World Beats

Rituals—Manhattan, Rochester, Taiwan


When Garth Fagan's new Trips and Trysts (at the Joyce last week) begins, Natalie Rogers is alone onstage, looking sharp in a gold top and black pants by Mary Nemecek Peterson. The music rushing around her comes from Wynton Marsalis's record Big Train and has that going sound, but Rogers doesn't jive with it; she dips into it, teases it with the uncanny tilted balances that are a Fagan hallmark. In the on-again, off-again duet between her and Norwood Pennewell, he's also cool against the sound—laying out an interplay of looseness and tension that erupts into huge, out-of-the-blue jumps.
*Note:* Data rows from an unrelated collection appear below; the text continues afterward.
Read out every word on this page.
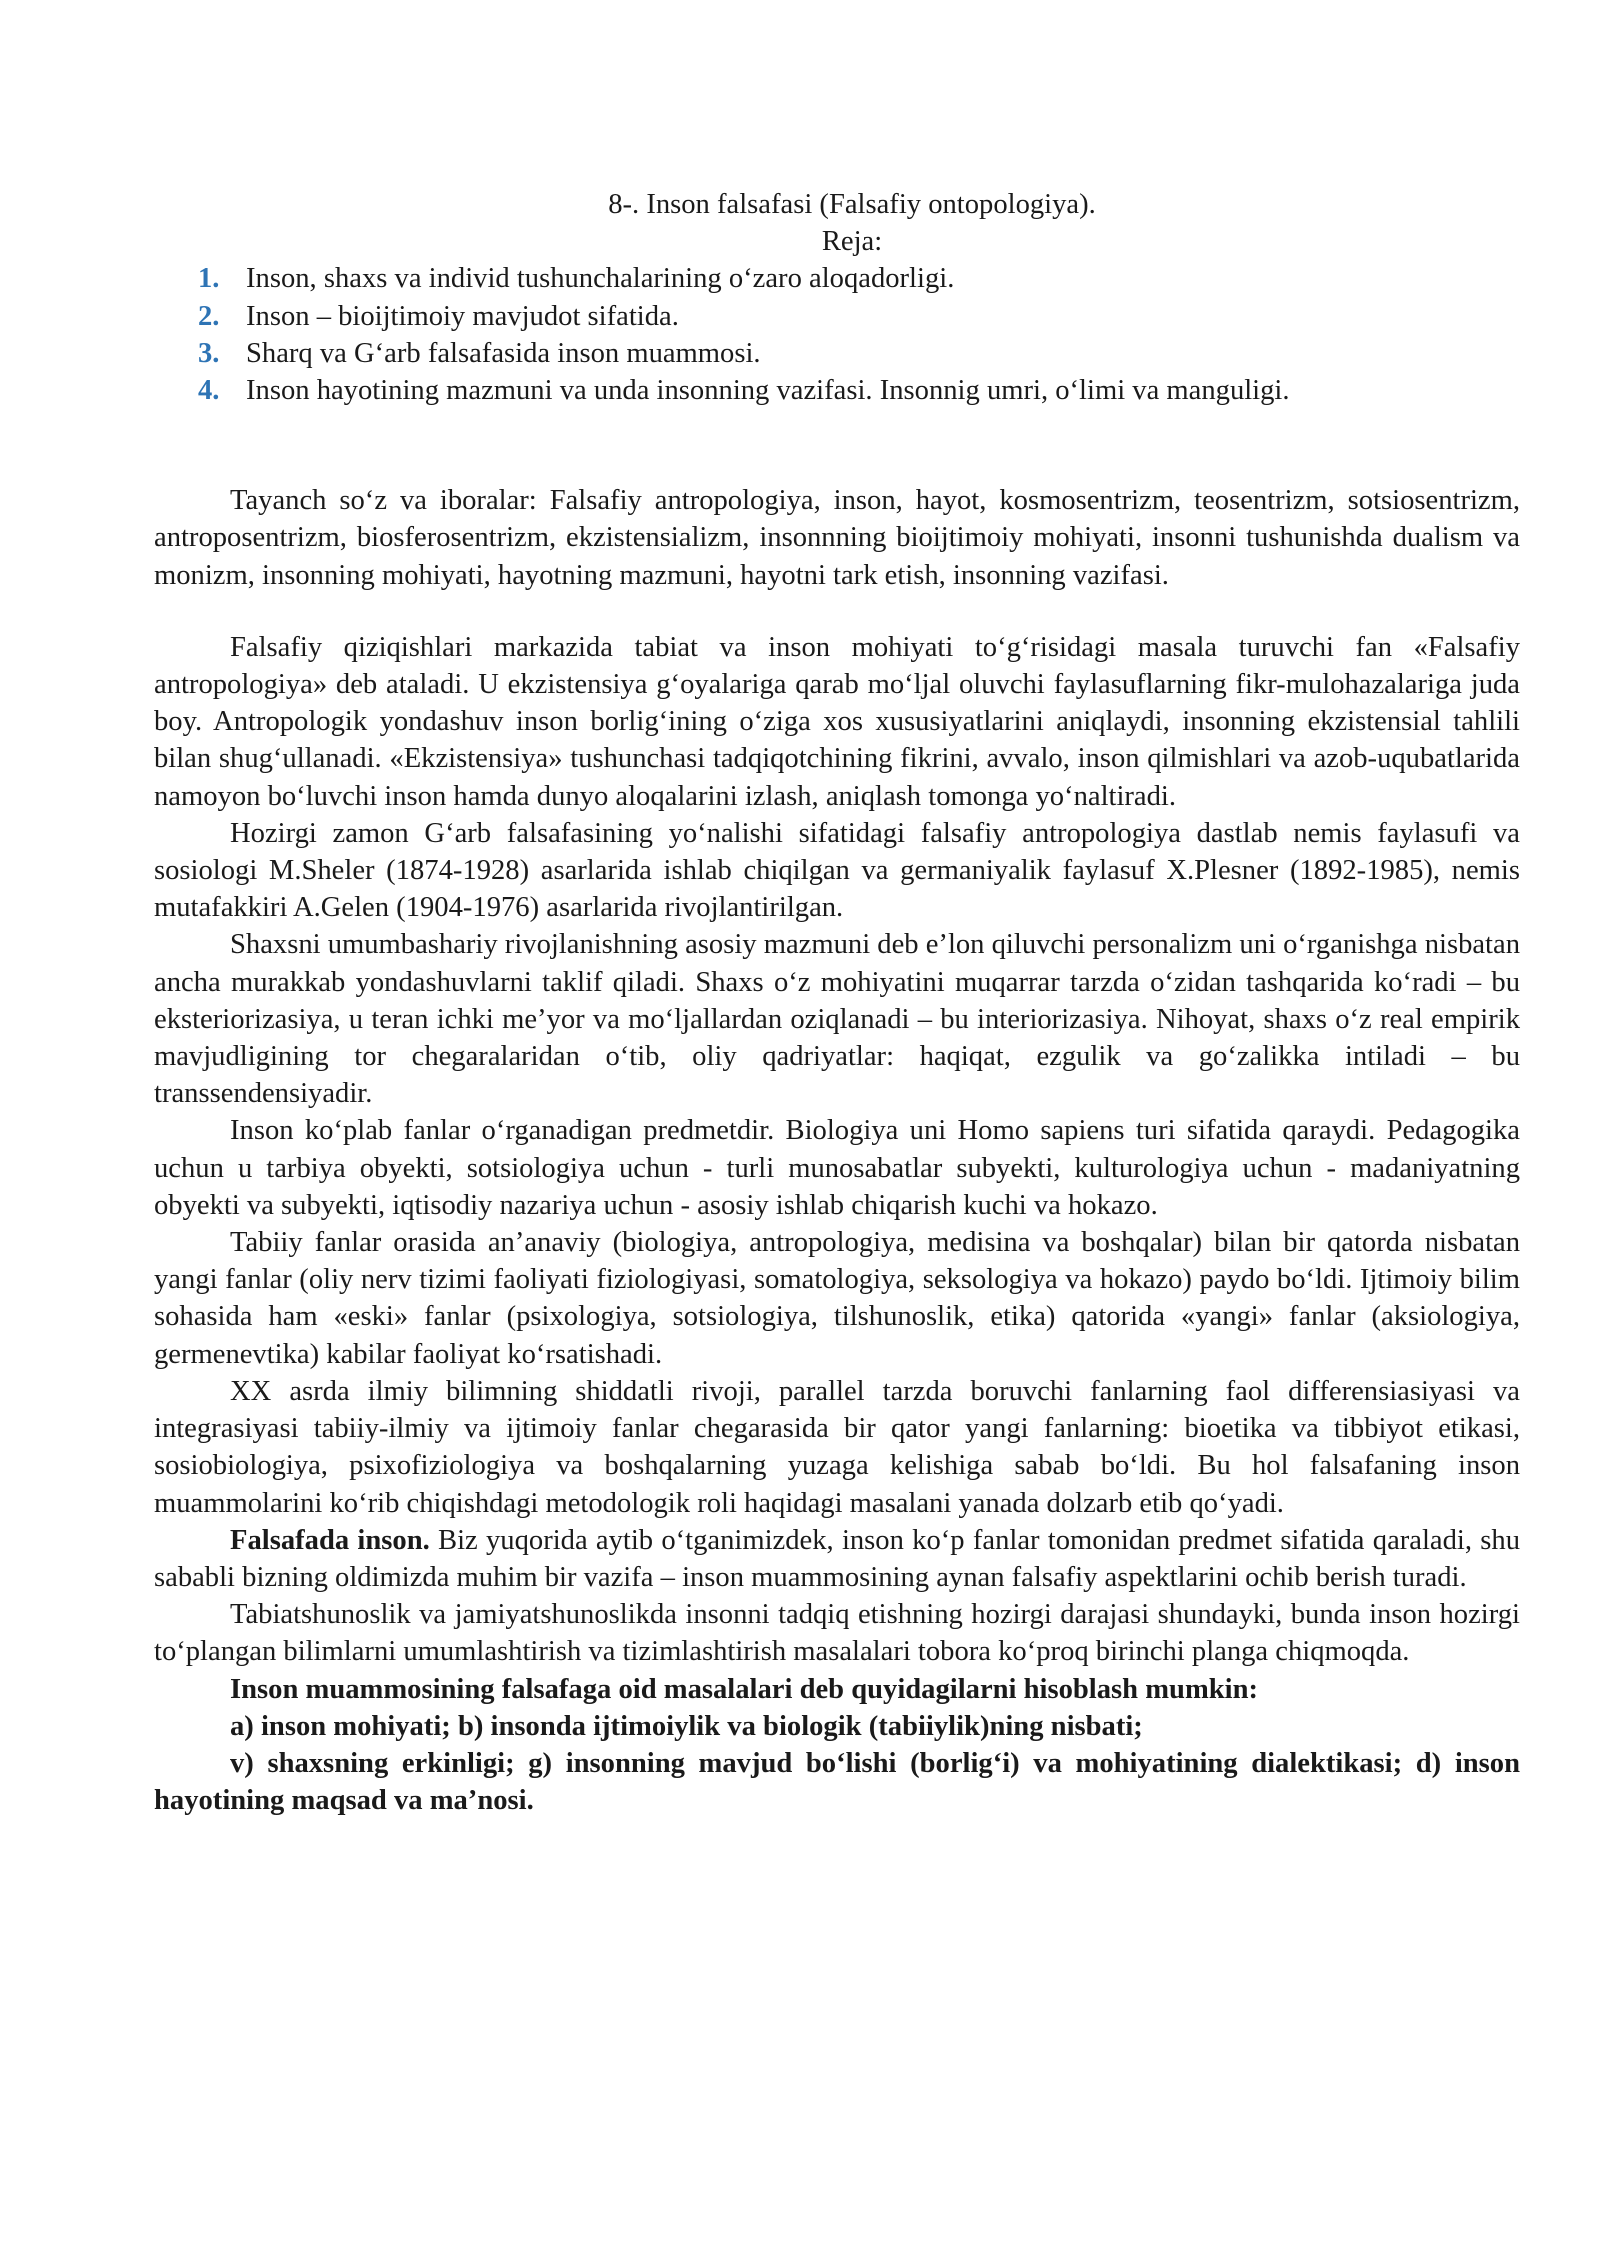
8-. Inson falsafasi (Falsafiy ontopologiya).

Reja:

1. Inson, shaxs va individ tushunchalarining o‘zaro aloqadorligi.
2. Inson – bioijtimoiy mavjudot sifatida.
3. Sharq va G‘arb falsafasida inson muammosi.
4. Inson hayotining mazmuni va unda insonning vazifasi. Insonnig umri, o‘limi va manguligi.

Tayanch so‘z va iboralar: Falsafiy antropologiya, inson, hayot, kosmosentrizm, teosentrizm, sotsiosentrizm, antroposentrizm, biosferosentrizm, ekzistensializm, insonnning bioijtimoiy mohiyati, insonni tushunishda dualism va monizm, insonning mohiyati, hayotning mazmuni, hayotni tark etish, insonning vazifasi.

Falsafiy qiziqishlari markazida tabiat va inson mohiyati to‘g‘risidagi masala turuvchi fan «Falsafiy antropologiya» deb ataladi. U ekzistensiya g‘oyalariga qarab mo‘ljal oluvchi faylasuflarning fikr-mulohazalariga juda boy. Antropologik yondashuv inson borlig‘ining o‘ziga xos xususiyatlarini aniqlaydi, insonning ekzistensial tahlili bilan shug‘ullanadi. «Ekzistensiya» tushunchasi tadqiqotchining fikrini, avvalo, inson qilmishlari va azob-uqubatlarida namoyon bo‘luvchi inson hamda dunyo aloqalarini izlash, aniqlash tomonga yo‘naltiradi.

Hozirgi zamon G‘arb falsafasining yo‘nalishi sifatidagi falsafiy antropologiya dastlab nemis faylasufi va sosiologi M.Sheler (1874-1928) asarlarida ishlab chiqilgan va germaniyalik faylasuf X.Plesner (1892-1985), nemis mutafakkiri A.Gelen (1904-1976) asarlarida rivojlantirilgan.

Shaxsni umumbashariy rivojlanishning asosiy mazmuni deb e’lon qiluvchi personalizm uni o‘rganishga nisbatan ancha murakkab yondashuvlarni taklif qiladi. Shaxs o‘z mohiyatini muqarrar tarzda o‘zidan tashqarida ko‘radi – bu eksteriorizasiya, u teran ichki me’yor va mo‘ljallardan oziqlanadi – bu interiorizasiya. Nihoyat, shaxs o‘z real empirik mavjudligining tor chegaralaridan o‘tib, oliy qadriyatlar: haqiqat, ezgulik va go‘zalikka intiladi – bu transsendensiyadir.

Inson ko‘plab fanlar o‘rganadigan predmetdir. Biologiya uni Homo sapiens turi sifatida qaraydi. Pedagogika uchun u tarbiya obyekti, sotsiologiya uchun - turli munosabatlar subyekti, kulturologiya uchun - madaniyatning obyekti va subyekti, iqtisodiy nazariya uchun - asosiy ishlab chiqarish kuchi va hokazo.

Tabiiy fanlar orasida an’anaviy (biologiya, antropologiya, medisina va boshqalar) bilan bir qatorda nisbatan yangi fanlar (oliy nerv tizimi faoliyati fiziologiyasi, somatologiya, seksologiya va hokazo) paydo bo‘ldi. Ijtimoiy bilim sohasida ham «eski» fanlar (psixologiya, sotsiologiya, tilshunoslik, etika) qatorida «yangi» fanlar (aksiologiya, germenevtika) kabilar faoliyat ko‘rsatishadi.

XX asrda ilmiy bilimning shiddatli rivoji, parallel tarzda boruvchi fanlarning faol differensiasiyasi va integrasiyasi tabiiy-ilmiy va ijtimoiy fanlar chegarasida bir qator yangi fanlarning: bioetika va tibbiyot etikasi, sosiobiologiya, psixofiziologiya va boshqalarning yuzaga kelishiga sabab bo‘ldi. Bu hol falsafaning inson muammolarini ko‘rib chiqishdagi metodologik roli haqidagi masalani yanada dolzarb etib qo‘yadi.

Falsafada inson. Biz yuqorida aytib o‘tganimizdek, inson ko‘p fanlar tomonidan predmet sifatida qaraladi, shu sababli bizning oldimizda muhim bir vazifa – inson muammosining aynan falsafiy aspektlarini ochib berish turadi.

Tabiatshunoslik va jamiyatshunoslikda insonni tadqiq etishning hozirgi darajasi shundayki, bunda inson hozirgi to‘plangan bilimlarni umumlashtirish va tizimlashtirish masalalari tobora ko‘proq birinchi planga chiqmoqda.

Inson muammosining falsafaga oid masalalari deb quyidagilarni hisoblash mumkin:

a) inson mohiyati; b) insonda ijtimoiylik va biologik (tabiiylik)ning nisbati;

v) shaxsning erkinligi; g) insonning mavjud bo‘lishi (borlig‘i) va mohiyatining dialektikasi; d) inson hayotining maqsad va ma’nosi.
Fagan builds the dance like a train ride. People come and go, engage in courteous dispute, pair up, and separate agreeably. Trips and Trysts isn't about perfumed romance and regrets; it's about this here-and-now community, these wonderful dancers. We can admire Sharon Skepple, Chris Morrison, and Micha Willis in one brief trio, or Steve Humphrey and Erin Barnett in a duet, or Nicolette Depass, Joel Valentin, Bill Ferguson, Aisha Benjamin, and Steve St. Juste in bright moments.
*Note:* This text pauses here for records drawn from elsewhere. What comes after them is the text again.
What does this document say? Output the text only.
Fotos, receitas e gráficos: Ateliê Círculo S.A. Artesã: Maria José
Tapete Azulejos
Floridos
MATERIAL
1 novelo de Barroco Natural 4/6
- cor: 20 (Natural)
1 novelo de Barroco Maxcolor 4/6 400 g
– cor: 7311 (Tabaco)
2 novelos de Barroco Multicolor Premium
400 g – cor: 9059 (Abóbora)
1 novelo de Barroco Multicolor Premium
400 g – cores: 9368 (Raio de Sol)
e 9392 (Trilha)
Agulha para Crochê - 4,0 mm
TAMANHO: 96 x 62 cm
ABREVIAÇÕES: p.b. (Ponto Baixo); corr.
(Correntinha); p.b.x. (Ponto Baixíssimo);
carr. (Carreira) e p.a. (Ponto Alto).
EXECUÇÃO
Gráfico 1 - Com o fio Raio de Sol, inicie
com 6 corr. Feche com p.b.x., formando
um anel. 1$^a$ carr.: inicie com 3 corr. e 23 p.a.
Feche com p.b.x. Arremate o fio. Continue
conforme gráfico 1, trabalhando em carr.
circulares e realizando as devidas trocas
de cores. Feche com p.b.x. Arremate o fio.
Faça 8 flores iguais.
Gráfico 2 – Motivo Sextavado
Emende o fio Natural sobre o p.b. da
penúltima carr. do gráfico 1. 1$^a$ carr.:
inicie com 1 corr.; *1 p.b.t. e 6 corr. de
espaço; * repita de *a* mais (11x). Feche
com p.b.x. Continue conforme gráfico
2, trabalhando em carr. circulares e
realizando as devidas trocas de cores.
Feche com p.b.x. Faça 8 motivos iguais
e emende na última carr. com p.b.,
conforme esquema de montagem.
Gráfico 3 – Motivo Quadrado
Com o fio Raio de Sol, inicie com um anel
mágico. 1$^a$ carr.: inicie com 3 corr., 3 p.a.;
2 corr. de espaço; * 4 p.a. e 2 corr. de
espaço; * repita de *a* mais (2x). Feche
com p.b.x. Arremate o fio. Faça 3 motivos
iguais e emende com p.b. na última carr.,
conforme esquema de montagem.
Fagan is, in his own warm and distinctive way, a formalist. "All aboard" becomes a concept about joining. Rogers turns Pennewell on, not by any come-hither gesture, but by the way she does a little side step; it's right up his alley. Nor does Fagan buy into the pas de deux mystique—the credo that you put a woman down only to pick her up again; he uses lifts sparingly and interestingly. His vocabulary is earthy, vital, with a capacity for wildness, yet, anchored in the technical finesse and intensity he inculcates in his dancers, it's elegant.